Water cut in Gaza affecting over 600, 000 – UN

Israel pounded the Gaza Strip and prepared for a ground invasion of the enclave, three days after an attack by Hamas triggered the bloodiest war on the country’s territory for decades.

The Israeli military said it had hit over 1,300 targets in Gaza to date in response to Saturday’s deadly incursion by the militant group, while more than 4,500 rockets had been fired from the enclave.

As sirens warning of further rocket attacks sounded across Israel, with many missiles headed towards the city of Ashkelon, the country’s military said it had found the bodies of “dozens” of civilians, including infants and children, at a kibbutz near the Gaza border.

An Israel Defense Forces spokesperson described the Kfar Aza site as “a massacre: children, women and elderly… were butchered”.

The kibbutz was one of the last sites where Israeli troops subdued armed Palestinian militants in fighting that continued into Monday morning. The spokesperson said the casualties numbered in “dozens [and] we are still counting”.

For the third successive day Israel also shelled sites in Lebanon, its neighbour to the north, in response to a volley of rockets launched across the border.

As Israel prepared for a prolonged Gaza war, prime minister Binyamin Netanyahu’s Likud party said the ruling coalition had authorised him to negotiate the formation of an emergency government.

The country has called up 60,000 reservists in addition to a record 300,000 already mobilised, and deployed 35 military battalions and four divisions as it builds up “an infrastructure for future operations” – an apparent reference to an attack by land on Gaza.

More than two million people live in the Hamas-controlled enclave and tens of thousands have already fled their homes to seek shelter from Israeli strikes from the air and sea. According to the UN, the bombardment has displaced at least 200,000 people.

Youssef al-Aqqad, director of the European Gaza Hospital in Khan Younis in the south of the enclave, said the area had been shelled every day since Saturday, with 87 killed, including women and children.

“Houses and apartment blocks have been bombarded,” he said. “We write ‘unknown’ on the bodies.
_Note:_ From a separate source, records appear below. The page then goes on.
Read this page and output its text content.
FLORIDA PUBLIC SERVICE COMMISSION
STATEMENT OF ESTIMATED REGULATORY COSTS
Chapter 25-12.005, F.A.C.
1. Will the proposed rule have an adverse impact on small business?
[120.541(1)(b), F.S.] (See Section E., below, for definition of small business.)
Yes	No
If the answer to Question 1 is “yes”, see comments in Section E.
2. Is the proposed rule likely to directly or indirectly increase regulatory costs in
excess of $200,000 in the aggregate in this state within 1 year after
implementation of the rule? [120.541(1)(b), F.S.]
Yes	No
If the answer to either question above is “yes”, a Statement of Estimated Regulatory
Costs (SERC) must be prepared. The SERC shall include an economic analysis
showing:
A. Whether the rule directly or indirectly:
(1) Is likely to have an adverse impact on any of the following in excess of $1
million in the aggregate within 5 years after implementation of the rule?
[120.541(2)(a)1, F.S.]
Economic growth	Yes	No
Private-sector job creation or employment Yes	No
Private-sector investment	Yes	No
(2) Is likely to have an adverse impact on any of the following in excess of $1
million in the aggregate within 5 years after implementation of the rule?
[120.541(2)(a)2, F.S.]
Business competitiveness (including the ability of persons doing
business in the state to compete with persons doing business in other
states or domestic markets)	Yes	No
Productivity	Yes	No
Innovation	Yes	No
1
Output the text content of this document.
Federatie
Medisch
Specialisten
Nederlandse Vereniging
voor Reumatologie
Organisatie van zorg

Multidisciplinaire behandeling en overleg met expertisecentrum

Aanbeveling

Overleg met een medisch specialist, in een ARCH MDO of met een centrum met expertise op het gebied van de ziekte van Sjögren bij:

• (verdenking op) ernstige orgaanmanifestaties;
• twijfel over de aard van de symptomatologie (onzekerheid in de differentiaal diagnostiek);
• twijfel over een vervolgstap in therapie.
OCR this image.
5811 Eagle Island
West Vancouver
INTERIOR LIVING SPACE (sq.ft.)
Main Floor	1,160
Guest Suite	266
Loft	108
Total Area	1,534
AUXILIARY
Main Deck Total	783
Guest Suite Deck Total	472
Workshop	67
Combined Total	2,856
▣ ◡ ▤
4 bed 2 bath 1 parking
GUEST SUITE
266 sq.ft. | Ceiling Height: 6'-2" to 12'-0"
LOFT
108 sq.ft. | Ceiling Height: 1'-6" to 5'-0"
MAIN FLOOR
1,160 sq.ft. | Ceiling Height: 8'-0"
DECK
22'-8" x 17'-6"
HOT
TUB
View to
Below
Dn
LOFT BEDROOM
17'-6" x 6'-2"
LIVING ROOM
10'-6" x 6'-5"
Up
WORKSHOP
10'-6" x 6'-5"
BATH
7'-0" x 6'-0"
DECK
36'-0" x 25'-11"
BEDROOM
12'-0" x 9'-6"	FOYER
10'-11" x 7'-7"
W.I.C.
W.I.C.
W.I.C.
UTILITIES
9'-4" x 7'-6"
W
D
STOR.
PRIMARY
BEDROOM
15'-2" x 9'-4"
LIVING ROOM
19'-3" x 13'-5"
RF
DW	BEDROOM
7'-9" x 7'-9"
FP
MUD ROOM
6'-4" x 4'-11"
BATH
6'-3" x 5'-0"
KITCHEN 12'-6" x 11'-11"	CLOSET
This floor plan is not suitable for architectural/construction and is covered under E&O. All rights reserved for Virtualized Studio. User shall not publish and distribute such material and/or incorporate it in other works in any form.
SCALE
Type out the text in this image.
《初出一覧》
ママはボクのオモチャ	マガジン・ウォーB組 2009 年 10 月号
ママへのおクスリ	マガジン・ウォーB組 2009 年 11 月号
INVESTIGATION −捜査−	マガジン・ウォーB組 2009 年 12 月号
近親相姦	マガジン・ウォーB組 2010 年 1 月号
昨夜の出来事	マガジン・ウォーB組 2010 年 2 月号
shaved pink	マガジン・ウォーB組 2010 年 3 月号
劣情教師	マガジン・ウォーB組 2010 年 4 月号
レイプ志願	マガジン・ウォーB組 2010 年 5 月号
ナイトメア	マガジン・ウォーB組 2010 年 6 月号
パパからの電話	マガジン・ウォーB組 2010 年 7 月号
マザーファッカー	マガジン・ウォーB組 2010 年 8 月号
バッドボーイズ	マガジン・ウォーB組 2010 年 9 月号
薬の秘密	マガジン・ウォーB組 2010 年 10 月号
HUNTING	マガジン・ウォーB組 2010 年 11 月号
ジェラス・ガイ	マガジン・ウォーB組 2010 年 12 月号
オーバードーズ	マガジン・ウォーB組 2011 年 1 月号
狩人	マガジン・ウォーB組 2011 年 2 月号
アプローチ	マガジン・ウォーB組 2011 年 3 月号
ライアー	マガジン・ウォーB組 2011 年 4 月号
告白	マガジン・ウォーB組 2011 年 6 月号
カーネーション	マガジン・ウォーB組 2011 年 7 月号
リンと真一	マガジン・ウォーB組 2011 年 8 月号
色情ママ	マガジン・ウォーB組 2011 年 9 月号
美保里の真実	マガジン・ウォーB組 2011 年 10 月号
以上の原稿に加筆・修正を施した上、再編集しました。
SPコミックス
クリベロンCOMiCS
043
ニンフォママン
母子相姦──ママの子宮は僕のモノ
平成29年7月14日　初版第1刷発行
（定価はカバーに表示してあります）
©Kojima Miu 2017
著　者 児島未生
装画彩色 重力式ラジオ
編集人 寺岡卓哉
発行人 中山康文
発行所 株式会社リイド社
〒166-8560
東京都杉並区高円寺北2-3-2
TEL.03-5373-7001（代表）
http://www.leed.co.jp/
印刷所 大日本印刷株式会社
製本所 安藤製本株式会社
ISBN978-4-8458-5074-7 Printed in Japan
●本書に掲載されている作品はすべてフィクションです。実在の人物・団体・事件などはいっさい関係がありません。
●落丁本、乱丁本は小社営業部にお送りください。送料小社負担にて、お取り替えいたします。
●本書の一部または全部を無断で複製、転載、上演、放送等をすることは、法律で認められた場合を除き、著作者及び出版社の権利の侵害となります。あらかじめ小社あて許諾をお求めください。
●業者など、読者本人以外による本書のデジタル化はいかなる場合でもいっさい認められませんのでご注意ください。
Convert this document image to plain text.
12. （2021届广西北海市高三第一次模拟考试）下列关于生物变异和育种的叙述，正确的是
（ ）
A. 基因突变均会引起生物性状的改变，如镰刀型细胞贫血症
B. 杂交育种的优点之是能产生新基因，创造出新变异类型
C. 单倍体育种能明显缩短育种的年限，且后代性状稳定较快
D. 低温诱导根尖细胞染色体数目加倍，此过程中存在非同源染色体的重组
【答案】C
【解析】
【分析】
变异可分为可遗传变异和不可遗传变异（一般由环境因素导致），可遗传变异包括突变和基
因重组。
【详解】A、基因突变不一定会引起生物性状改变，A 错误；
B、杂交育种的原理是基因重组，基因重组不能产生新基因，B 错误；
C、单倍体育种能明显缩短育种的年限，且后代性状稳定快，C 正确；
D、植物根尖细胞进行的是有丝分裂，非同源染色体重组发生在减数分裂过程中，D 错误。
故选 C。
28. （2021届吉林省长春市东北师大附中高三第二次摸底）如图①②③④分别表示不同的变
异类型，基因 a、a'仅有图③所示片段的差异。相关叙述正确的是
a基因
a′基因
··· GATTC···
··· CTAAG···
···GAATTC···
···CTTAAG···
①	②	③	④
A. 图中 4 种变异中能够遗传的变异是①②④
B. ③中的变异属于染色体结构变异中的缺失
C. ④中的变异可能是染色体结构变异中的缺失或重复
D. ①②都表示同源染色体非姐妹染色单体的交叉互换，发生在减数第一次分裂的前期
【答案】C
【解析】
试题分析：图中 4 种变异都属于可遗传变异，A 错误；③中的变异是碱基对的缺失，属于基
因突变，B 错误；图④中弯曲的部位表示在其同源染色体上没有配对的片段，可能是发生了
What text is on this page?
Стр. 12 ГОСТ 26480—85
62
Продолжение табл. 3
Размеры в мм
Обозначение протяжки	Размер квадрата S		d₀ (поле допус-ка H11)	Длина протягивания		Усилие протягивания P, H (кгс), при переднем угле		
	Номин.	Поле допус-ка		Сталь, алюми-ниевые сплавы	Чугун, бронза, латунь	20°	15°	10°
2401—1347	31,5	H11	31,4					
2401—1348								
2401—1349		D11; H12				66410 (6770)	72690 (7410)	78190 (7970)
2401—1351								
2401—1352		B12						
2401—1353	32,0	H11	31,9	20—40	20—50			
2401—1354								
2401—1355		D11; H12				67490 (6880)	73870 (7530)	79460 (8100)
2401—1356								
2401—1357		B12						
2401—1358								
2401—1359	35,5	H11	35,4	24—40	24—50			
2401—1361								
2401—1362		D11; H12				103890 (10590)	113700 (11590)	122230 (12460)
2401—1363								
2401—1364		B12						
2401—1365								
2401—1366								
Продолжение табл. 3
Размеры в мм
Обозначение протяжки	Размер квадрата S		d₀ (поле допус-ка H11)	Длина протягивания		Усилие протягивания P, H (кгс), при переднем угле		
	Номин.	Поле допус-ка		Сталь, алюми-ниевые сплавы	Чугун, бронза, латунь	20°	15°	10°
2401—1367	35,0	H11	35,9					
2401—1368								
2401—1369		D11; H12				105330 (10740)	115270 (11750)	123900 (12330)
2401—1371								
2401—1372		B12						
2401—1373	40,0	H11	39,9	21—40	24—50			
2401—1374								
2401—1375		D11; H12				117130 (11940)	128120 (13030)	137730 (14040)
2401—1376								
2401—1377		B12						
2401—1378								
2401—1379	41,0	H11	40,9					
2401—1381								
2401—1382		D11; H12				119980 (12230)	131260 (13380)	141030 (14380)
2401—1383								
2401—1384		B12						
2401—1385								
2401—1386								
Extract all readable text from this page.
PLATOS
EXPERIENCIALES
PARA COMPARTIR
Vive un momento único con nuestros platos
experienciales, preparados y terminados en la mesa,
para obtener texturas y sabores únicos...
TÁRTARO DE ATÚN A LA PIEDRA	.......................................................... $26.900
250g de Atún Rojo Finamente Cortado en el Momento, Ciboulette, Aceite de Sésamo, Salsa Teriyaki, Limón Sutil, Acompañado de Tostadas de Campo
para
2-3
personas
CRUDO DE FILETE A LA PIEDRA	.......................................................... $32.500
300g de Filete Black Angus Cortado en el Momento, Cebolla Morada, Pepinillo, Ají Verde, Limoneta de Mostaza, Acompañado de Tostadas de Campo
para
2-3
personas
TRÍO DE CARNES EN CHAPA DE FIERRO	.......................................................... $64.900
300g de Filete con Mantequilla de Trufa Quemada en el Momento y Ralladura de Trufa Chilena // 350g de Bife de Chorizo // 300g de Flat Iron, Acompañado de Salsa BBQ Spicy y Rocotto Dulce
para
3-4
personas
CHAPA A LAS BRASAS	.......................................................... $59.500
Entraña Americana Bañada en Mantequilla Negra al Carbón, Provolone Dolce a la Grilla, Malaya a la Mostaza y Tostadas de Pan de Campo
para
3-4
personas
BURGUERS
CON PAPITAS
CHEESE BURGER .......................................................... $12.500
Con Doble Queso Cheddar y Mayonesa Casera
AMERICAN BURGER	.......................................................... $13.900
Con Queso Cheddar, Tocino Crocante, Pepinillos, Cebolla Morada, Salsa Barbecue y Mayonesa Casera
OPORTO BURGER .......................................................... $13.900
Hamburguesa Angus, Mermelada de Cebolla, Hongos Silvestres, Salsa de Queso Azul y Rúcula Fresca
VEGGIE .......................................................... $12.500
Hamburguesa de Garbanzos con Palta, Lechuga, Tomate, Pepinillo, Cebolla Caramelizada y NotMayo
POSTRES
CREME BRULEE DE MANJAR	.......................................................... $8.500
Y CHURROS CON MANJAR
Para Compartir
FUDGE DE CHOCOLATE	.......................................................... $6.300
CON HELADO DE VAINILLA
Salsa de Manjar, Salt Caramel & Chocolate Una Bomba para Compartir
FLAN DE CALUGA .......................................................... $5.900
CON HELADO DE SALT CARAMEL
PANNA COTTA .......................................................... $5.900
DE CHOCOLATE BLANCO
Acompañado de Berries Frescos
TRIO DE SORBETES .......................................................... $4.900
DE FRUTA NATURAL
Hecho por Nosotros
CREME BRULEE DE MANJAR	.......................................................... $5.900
We hear the bombing every second.”

The IDF said the area near the Gaza border was now “more or less secure”, as it added that it had retrieved the bodies of 1,500 Palestinians who had stormed Israeli territory.

Israeli targets in Gaza included what the IDF said was a Hamas operational command centre in a mosque, an entry point for a tunnel used by militants and other “operational infrastructure” inside a second mosque.

Israel accuses the Palestinian group, which took over Gaza in 2007, of embedding military infrastructure in civilian areas and religious sites.

The IDF also posted in Hebrew on X that it had killed Jawad Abu Shamala, Hamas’s finance chief, in an air strike. The Financial Times could not independently confirm the claims.

Hamas has threatened to kill a hostage for each Israeli air strike that targets civilians in Gaza without prior warning.

The UN warned it expected that “a severe shortage of already scarce drinkable water” would affect more than 610,000 people in the territory, which Israeli authorities have cut off from water and electricity as part of a “complete siege”.